Shutdowns Seem Normal Now. We’re Frustrated Too

Our joint panel is trying to fix Congress’ broken budget process — please take it seriously

Just because the budget process is broken doesn’t mean it is irrevocably broken, Kilmer and Arrington write. Above, a worker stacks budget copies at the Government Publishing Office’s plant on North Capitol Street. (Tom Williams/CQ Roll Call)

OPINION — The American people have told us time and again — in the grocery store, at town halls, and through phone calls and emails — that they have lost faith in Congress’ ability to get things done. We share their frustration.

Over the past few years, Congress has routinely shirked some of its most basic responsibilities, including funding the government through a functioning budget process. Too often, Congress has defaulted to the politics of shutdowns and continuing resolutions, having a negative impact on all Americans. Both chambers have become so acquainted with it that it has become the norm.

In order to meet its obligations to the American people, Congress must maintain a responsible budget — just like any state or local government, private or nonprofit organization, family or individual. The budget is not only a financial statement, but also a statement of our priorities and values. In a properly functioning republic, our constituents should know where their elected officials stand on the issues. A failing budget and appropriations process robs them of that insight.

Despite the benefits of passing a budget on time, Congress has chosen not to fund the government in a timely manner each year for over twenty years. For two decades, we have allowed partisan dysfunction to prevent Congress from fulfilling its constitutional responsibility of funding the government. That has bred distrust and division and led to fiscal irresponsibility, with both parties at fault.

These decisions hurt all Americans — the young and the old, Republicans and Democrats, the people of Texas and citizens of Washington state. No one is spared from the fallout of a failing budget process.

We sit on different sides of the aisle, believe in different roles for the federal government, and represent different constituencies, but we are united in our belief that the budget process desperately needs repair.

Fortunately, there is hope.

For more than six months, we have served on the Joint Select Committee on Budget and Appropriation Process Reform working to develop fixes to our broken budget and appropriations process. Seven other Republicans and seven other Democrats serve on the committee with us — half from the House and half from the Senate. It is clear to us that every member of the committee believes meaningful and bipartisan changes are needed in the budget process.

We are encouraged by both the level of engagement and progress thus far.
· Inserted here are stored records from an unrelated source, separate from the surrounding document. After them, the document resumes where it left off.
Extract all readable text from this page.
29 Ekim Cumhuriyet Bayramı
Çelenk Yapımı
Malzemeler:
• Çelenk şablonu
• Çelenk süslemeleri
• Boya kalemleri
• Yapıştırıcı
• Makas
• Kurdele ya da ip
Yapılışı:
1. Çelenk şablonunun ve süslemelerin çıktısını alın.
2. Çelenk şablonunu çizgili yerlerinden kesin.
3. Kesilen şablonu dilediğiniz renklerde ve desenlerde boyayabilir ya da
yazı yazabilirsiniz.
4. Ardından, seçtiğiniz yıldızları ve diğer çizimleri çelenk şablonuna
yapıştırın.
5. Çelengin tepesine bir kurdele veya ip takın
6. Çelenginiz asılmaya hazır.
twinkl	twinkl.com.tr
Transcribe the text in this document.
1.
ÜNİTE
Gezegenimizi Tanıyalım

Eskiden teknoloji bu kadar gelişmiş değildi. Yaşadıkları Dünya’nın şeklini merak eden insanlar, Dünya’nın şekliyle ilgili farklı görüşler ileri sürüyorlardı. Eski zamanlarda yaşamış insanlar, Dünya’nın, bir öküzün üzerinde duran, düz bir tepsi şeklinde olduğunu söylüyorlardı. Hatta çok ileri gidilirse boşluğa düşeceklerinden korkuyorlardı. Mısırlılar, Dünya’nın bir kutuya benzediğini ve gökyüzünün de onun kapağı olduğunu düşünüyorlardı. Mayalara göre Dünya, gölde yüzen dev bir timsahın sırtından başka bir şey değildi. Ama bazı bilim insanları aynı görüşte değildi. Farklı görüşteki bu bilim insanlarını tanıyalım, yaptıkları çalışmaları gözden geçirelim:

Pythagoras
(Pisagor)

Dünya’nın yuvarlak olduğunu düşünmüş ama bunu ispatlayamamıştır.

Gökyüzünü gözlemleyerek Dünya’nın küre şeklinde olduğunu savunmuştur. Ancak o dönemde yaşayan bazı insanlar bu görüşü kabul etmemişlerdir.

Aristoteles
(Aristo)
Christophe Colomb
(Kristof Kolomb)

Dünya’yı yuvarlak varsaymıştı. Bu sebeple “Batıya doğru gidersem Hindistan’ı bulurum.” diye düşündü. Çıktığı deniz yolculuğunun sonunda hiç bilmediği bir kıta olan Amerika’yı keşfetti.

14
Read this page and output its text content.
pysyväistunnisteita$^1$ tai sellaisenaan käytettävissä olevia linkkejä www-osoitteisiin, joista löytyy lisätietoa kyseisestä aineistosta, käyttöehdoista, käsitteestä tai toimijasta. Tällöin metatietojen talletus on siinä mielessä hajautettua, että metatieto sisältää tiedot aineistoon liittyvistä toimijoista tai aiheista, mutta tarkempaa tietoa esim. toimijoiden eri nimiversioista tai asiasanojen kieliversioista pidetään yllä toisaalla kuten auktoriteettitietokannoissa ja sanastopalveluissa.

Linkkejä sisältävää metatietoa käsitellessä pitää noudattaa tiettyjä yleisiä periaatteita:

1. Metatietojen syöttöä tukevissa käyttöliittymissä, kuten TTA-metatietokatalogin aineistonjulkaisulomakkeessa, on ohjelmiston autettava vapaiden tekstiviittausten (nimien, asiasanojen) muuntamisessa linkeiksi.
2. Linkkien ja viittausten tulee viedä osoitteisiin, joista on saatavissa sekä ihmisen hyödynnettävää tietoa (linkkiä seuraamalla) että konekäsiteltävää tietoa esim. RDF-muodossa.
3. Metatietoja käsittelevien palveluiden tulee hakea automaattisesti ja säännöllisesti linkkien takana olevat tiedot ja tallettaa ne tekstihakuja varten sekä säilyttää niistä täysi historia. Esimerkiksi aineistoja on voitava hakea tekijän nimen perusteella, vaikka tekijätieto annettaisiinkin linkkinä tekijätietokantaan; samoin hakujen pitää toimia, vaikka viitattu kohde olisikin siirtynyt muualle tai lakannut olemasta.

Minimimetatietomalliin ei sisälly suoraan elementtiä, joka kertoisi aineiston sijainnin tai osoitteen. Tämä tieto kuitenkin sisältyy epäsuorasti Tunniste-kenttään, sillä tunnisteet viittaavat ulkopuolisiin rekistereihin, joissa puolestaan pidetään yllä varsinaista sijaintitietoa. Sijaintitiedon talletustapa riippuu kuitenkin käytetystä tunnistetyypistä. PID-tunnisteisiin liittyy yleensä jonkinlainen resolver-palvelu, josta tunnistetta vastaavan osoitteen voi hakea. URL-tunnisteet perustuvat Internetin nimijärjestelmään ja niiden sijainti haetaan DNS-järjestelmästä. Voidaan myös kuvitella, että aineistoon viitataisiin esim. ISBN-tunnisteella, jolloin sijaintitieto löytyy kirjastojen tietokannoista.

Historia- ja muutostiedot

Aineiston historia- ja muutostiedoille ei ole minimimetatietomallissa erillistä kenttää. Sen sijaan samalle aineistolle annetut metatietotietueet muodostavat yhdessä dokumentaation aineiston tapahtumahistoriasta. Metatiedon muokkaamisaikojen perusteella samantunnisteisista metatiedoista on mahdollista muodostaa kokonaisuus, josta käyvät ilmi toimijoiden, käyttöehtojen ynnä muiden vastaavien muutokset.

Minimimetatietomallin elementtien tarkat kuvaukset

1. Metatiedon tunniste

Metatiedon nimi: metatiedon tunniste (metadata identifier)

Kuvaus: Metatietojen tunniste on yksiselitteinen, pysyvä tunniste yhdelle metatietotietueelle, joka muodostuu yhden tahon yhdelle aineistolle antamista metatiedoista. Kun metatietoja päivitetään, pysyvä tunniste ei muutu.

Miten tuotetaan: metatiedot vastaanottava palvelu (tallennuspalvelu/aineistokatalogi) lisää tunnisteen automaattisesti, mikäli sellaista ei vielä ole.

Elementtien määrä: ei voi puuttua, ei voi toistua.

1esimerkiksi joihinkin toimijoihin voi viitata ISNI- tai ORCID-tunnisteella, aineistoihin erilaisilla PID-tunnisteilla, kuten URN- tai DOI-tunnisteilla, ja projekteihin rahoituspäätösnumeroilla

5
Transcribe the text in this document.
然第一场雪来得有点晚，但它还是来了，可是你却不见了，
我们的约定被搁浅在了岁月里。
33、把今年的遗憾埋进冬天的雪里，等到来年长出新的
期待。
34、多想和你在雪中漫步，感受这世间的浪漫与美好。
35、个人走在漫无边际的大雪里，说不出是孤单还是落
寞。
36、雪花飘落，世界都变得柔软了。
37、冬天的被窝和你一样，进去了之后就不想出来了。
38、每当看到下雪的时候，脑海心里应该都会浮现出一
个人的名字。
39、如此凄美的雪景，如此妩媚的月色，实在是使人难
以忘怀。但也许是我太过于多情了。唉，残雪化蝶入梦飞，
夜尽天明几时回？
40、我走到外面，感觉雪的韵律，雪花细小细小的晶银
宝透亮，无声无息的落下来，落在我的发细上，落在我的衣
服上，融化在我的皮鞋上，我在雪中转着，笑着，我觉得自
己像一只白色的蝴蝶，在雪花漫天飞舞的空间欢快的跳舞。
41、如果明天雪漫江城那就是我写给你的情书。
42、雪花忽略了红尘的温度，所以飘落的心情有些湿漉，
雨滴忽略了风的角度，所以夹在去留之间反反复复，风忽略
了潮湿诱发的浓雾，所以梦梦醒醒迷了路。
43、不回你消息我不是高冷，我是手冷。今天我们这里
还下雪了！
We’ve heard from a number of outside experts and 25 members of Congress including, Speaker Paul Ryan and Democratic Leader Nancy Pelosi.

Witnesses who have come before the committee have shared several constructive proposals aimed at achieving real reforms to the budget process. The organizations that have testified represented views from all along the political spectrum and various interests from farmers to engineers to veterans.

These groups with disparate perspectives were able to reach consensus, encouraging those on both sides of the dais. With testimony from colleagues and outside experts in hand, members of the committee have already started the difficult work of trying to reach agreement on a slate of proposals before the end of the year.

While we are encouraged by the strides Congress has made in fiscal 2019, more needs to be done. With topline numbers, appropriators have passed legislation out of committee and chambers, and several of the funding bills have been signed into law and others are in the final stages of being approved.

A responsible process allows Congress to plan for the future and responsibly invest in the things our government should be focused on: defense, infrastructure, research, and veteran services, among others. The work we have done this year is a step in the right direction.

A reformed process can provide the certainty and continuity of funding that our government needs and our citizens deserve. Therefore, we urge our colleagues to give the final Joint Select Committee proposals serious consideration.

Rep. Derek Kilmer, a Democrat, represents Washington’s 6th District. Rep. Jodey C. Arrington, a Republican, celebrates Texas’ 19th District. Both are serving on the Joint Select Committee on Budget and Appropriation Process Reform.